Ella drives to the facility and confronts Dr. Simmons before other participants. They argue, and Ella asks for the implant to be removed. Dr. Simmons refuses. Ella begins to remove it with pliers and is stopped by the tall woman. When Ella knocks her down, the tall woman turns into Dr. Simmons. Ella rips the implant out of herself and is able to see colors again. Several police cars arrive; Ella flees by car. Stopped near the edge of a cliff, Ella answers a call from Aiden. He tells her that he called the cops after seeing what she did to her father. Ella is bewildered, then realises the clock she tore apart was actually her father. She leaves the car in despair and is handcuffed by the cops. She runs and jumps off the edge of the cliff. Ella is then shown lying by the edge of the water at the bottom of the cliff, with no visible injuries. She watches a strange fish-like creature crawl out of the water towards her.

==Cast==
- Dianna Agron as Ella
- Melora Hardin as Dr. Elizabeth Simmons
- Jay Ali as Aidan
- Grace Porter as Shauna
- Saul Rubinek as Joseph
- Stefan Sims as Harvey

==Production==
The film originated with a short film by Jacknow of the same name, with the feature length version commissioned in 2020 by 20th Digital Studio. The film has Leal Naim as producer with Alex Hansen co-producing. David Worthen Brooks, Arbi Pedrossian, and Jenna Cavelle are executive producers. According to Jacknow, the horror genre allowed her to get the film made: “It's just a really great genre for getting out message-based material. I got to talk about female body autonomy in a movie that's going to be on Hulu because it's a horror film." Dianna Agron was cast in the lead role.

==Release==
Clock had its world premiere at the Overlook Film Festival in New Orleans on March 31, 2023. The film was released on April 28, 2023 on Hulu in the United States, and on Disney+ internationally.

==Reception==
 Metacritic, which uses a weighted average, assigned the film a score of 59 out of 100, based on seven critics, indicating "mixed or average" reviews.
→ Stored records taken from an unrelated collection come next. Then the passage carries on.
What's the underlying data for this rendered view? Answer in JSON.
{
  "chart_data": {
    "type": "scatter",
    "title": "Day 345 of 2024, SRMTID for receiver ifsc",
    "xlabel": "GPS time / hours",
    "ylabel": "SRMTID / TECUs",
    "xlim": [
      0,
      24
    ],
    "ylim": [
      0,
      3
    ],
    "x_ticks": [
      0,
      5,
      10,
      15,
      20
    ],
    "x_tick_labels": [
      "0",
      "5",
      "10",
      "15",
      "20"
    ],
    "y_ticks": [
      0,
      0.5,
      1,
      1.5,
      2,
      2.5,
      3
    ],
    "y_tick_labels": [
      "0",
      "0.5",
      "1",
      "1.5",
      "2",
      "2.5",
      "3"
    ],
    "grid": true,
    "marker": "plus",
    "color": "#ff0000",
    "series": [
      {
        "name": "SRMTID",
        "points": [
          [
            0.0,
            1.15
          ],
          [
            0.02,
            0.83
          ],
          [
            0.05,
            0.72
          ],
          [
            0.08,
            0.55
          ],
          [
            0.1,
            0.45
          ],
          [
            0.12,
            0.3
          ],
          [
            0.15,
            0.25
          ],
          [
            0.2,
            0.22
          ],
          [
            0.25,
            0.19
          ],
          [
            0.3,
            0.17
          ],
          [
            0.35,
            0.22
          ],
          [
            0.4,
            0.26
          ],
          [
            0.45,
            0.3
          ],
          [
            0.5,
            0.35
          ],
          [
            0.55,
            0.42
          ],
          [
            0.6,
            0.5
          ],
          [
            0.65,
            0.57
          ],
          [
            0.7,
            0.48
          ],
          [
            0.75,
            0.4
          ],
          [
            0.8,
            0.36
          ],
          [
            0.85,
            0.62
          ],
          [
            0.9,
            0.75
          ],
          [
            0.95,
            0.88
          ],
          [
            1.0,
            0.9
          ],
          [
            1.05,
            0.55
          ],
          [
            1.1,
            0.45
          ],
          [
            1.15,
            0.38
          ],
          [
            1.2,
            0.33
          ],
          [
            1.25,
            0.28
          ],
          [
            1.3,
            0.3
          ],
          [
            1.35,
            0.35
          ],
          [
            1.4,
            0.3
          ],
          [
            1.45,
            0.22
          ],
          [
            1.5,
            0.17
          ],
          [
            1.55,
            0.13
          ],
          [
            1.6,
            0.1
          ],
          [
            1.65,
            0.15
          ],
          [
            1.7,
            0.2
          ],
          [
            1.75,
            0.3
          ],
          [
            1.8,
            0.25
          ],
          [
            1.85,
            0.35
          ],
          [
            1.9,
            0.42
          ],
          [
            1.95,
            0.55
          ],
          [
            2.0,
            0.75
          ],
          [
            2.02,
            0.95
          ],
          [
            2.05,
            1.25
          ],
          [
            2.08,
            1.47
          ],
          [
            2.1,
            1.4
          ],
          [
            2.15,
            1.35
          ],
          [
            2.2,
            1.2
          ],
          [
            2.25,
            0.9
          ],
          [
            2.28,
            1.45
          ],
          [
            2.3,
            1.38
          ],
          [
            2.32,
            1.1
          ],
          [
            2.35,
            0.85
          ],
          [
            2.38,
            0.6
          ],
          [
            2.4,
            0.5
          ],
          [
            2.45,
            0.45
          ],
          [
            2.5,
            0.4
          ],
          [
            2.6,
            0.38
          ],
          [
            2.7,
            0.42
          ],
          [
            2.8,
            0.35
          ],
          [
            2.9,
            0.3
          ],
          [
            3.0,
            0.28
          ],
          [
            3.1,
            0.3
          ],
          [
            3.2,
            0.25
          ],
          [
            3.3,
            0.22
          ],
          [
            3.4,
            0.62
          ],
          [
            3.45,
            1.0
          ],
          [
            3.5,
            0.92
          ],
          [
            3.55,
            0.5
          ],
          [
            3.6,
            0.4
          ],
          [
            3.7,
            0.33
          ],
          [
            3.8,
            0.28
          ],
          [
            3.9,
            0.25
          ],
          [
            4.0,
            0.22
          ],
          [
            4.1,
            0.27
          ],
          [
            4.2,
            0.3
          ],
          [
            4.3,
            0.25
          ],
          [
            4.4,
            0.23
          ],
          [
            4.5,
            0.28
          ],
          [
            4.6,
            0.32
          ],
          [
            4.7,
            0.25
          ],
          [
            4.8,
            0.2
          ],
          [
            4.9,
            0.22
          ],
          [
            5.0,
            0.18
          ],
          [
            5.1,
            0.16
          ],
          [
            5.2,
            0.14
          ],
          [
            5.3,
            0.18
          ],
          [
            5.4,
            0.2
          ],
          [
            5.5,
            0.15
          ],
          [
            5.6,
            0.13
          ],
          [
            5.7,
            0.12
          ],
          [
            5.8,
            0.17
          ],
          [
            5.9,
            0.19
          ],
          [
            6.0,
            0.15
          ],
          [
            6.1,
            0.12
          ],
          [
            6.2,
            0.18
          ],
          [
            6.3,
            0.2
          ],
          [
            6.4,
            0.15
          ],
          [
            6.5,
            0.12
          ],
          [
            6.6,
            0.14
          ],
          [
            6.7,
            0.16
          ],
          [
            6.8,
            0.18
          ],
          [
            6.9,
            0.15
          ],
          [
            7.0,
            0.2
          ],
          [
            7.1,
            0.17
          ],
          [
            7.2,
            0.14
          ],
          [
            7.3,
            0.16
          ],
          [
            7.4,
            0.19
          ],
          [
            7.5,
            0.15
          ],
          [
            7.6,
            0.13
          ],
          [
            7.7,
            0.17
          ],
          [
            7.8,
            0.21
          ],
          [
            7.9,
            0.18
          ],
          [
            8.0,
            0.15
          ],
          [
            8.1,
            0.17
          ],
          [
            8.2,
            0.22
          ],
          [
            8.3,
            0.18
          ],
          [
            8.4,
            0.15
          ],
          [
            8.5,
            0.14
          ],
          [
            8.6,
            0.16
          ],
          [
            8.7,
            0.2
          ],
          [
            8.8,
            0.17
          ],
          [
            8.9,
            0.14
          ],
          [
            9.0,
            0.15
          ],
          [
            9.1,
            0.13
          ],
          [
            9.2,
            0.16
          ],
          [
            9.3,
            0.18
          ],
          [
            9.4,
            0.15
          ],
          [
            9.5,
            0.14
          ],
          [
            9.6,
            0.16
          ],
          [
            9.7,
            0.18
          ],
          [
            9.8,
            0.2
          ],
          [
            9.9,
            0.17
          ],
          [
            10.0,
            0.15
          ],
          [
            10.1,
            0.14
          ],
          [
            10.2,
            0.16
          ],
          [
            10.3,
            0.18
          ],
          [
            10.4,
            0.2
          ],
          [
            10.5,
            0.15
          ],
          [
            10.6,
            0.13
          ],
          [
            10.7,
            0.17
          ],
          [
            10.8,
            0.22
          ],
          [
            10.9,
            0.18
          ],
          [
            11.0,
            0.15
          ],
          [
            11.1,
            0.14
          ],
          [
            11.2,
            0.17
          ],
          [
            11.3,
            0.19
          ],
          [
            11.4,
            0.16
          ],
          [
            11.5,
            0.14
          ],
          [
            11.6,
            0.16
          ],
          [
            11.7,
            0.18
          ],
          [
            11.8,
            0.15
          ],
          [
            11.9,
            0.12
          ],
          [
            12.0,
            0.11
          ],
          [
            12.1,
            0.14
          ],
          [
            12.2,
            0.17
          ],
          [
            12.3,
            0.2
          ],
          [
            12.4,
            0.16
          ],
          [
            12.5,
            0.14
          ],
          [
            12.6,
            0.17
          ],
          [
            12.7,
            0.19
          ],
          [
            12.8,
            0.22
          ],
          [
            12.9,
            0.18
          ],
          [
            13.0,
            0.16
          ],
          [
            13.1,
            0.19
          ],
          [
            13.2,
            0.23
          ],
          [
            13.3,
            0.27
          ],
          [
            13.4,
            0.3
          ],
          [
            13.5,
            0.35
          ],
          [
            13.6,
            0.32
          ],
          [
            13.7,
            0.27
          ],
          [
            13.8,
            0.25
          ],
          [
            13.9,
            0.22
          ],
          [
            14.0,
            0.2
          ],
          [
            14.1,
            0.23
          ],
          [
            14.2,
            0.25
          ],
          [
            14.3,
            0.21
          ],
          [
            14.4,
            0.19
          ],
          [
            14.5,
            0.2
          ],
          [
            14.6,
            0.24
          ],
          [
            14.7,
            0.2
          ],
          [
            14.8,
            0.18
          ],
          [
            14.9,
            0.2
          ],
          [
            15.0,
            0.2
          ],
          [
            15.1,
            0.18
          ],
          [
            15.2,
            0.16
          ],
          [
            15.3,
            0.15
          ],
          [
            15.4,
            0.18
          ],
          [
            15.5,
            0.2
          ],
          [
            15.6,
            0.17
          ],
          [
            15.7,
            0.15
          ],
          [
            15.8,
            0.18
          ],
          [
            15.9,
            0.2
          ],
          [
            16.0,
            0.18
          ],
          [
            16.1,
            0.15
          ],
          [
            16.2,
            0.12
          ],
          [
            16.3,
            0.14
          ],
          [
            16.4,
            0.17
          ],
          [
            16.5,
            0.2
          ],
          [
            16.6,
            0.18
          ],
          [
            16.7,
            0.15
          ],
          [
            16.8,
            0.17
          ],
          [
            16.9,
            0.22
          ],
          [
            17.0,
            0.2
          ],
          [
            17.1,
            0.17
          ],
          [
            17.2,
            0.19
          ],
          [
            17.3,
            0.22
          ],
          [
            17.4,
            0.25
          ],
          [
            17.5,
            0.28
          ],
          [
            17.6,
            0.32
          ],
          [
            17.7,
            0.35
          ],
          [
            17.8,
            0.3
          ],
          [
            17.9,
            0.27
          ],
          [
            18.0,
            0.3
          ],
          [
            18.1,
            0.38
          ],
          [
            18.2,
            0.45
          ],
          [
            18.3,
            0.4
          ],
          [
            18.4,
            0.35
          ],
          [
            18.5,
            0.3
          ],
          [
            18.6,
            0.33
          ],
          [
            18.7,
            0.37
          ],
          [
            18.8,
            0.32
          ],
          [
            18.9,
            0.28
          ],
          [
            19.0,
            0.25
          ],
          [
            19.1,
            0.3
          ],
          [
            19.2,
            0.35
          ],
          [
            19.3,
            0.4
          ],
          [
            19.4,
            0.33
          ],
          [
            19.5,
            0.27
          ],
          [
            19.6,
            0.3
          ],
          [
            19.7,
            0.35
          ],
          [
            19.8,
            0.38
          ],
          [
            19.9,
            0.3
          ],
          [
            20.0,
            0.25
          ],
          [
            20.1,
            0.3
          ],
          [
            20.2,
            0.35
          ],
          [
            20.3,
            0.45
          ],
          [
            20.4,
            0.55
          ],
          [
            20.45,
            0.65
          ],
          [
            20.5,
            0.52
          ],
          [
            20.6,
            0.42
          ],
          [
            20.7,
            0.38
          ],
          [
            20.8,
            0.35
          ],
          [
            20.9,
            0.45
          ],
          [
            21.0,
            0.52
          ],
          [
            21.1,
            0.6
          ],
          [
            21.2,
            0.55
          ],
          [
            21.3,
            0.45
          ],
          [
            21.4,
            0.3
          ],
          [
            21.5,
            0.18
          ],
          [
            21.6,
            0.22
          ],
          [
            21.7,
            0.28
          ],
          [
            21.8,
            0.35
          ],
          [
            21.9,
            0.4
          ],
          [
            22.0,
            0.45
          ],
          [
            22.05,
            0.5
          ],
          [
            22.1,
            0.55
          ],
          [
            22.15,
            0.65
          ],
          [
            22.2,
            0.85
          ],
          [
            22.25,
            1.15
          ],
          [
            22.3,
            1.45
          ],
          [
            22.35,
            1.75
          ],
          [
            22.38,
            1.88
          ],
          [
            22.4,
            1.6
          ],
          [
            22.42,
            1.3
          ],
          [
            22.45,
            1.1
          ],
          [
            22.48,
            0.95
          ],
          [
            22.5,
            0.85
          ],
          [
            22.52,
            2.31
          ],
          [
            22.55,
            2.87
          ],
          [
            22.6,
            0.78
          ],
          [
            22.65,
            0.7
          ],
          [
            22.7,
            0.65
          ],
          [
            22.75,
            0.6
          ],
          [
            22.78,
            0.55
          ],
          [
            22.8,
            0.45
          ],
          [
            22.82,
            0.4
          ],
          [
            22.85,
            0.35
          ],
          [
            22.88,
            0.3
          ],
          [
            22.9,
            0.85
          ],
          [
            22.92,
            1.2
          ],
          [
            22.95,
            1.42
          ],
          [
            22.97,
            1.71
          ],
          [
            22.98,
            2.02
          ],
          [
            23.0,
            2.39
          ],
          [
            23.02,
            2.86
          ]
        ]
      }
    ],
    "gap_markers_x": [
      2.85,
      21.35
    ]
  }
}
James Croot of Stuff called Clock one of the most "disturbing, thought-provoking horrors conceived in a long time," complimented the film's approach on human nature, and praised the performance of Dianna Agron. Haleigh Foutch of Collider included Clock in their "Best Horror Movies on Hulu Right Now" list, describing it as a "meditation on the pressures women face around reproduction," saying, "The film has a lot to say about its themes and perfectly uses the thriller medium to manifest and physicalize the internal struggles that aging women deal with on a daily basis." Mary Beth McAndrews of Dread Central gave the film a grade of 3 out of 5 stars, writing, "Despite some third-act stumbles, Clock is a shocking experience supported by stunning performances from Dianna Agron and Melora Hardin."